Access array elements at regular intervals and understand the effect on locality.

Array Stride Access

Array stride access visits elements with a fixed step between consecutive indices. A stride of $1$ scans every element. Larger strides skip elements and may reduce cache locality.

You use it when data is sampled, stored in interleaved form, or traversed by columns in row-major storage.

Problem

Given an array $A$ of length $n$ and a stride $s$, process indices:

$$ 0, s, 2s, 3s, \dots $$

while the index remains less than $n$.

Algorithm

Scan with a fixed stride:

stride_scan(A, s):
    if s <= 0:
        error "stride must be positive"

    i = 0
    while i < length(A):
        process A[i]
        i += s

Example

Let

$$ A = [8, 3, 5, 1, 9, 4, 2] $$

and

$$ s = 2 $$

The scan visits:

step index value
1 0 8
2 2 5
3 4 9
4 6 2

Visited sequence:

$$ [8, 5, 9, 2] $$

Correctness

The algorithm starts at index $0$ and adds $s$ after each access. Since $s > 0$, the index increases monotonically. The loop condition ensures that every accessed index satisfies $0 \le i < n$.
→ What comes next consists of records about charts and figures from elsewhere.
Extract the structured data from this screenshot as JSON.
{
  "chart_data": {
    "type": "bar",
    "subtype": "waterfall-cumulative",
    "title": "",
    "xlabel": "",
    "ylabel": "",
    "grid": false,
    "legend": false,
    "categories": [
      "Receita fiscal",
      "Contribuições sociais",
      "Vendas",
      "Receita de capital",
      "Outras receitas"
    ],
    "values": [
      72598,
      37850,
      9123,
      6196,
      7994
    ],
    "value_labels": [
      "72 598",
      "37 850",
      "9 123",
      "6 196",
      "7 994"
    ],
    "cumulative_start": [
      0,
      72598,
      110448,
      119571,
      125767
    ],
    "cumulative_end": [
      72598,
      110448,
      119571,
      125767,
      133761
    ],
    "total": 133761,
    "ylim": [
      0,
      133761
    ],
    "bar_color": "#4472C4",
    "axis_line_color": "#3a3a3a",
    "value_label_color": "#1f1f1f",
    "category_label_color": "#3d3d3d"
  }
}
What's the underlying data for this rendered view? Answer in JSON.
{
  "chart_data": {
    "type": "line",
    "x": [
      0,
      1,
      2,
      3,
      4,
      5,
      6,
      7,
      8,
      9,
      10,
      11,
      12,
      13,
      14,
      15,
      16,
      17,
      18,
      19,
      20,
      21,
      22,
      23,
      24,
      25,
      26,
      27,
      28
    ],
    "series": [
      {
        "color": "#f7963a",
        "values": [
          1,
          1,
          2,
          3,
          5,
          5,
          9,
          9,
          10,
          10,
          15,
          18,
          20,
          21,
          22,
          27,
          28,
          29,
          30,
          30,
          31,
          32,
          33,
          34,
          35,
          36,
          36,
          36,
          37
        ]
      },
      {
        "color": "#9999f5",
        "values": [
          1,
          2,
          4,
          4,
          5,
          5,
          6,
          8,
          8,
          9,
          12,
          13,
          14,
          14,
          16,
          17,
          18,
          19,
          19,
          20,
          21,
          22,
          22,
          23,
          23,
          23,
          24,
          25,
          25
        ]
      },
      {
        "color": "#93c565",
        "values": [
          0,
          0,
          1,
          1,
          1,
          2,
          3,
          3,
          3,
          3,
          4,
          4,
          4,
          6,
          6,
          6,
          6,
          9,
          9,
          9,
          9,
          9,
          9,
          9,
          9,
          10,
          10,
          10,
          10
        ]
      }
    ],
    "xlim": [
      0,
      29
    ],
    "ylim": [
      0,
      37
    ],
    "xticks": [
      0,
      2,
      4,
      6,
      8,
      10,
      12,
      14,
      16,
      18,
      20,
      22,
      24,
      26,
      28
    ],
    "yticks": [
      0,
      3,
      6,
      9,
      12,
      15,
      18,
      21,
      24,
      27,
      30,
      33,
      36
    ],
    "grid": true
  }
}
Thus the algorithm processes exactly the positions of the form $ks$ that lie inside the array.

Complexity

The number of visited elements is:

$$ \left\lceil \frac{n}{s} \right\rceil $$

operation time
stride scan $O(n / s)$
worst case, $s = 1$ $O(n)$

Space usage:

$$ O(1) $$

When to Use

Stride access is appropriate when:

  • processing every kth element
  • reading interleaved data
  • sampling an array
  • traversing columns in flat matrix storage

It is less suitable when sequential locality matters and all elements must be processed. In that case, prefer contiguous traversal.

Implementation

def stride_scan(a, stride, process):
    if stride <= 0:
        raise ValueError("stride must be positive")

    i = 0
    while i < len(a):
        process(a[i])
        i += stride
func StrideScan[T any](a []T, stride int, process func(T)) bool {
    if stride <= 0 {
        return false
    }

    for i := 0; i < len(a); i += stride {
        process(a[i])
    }

    return true
}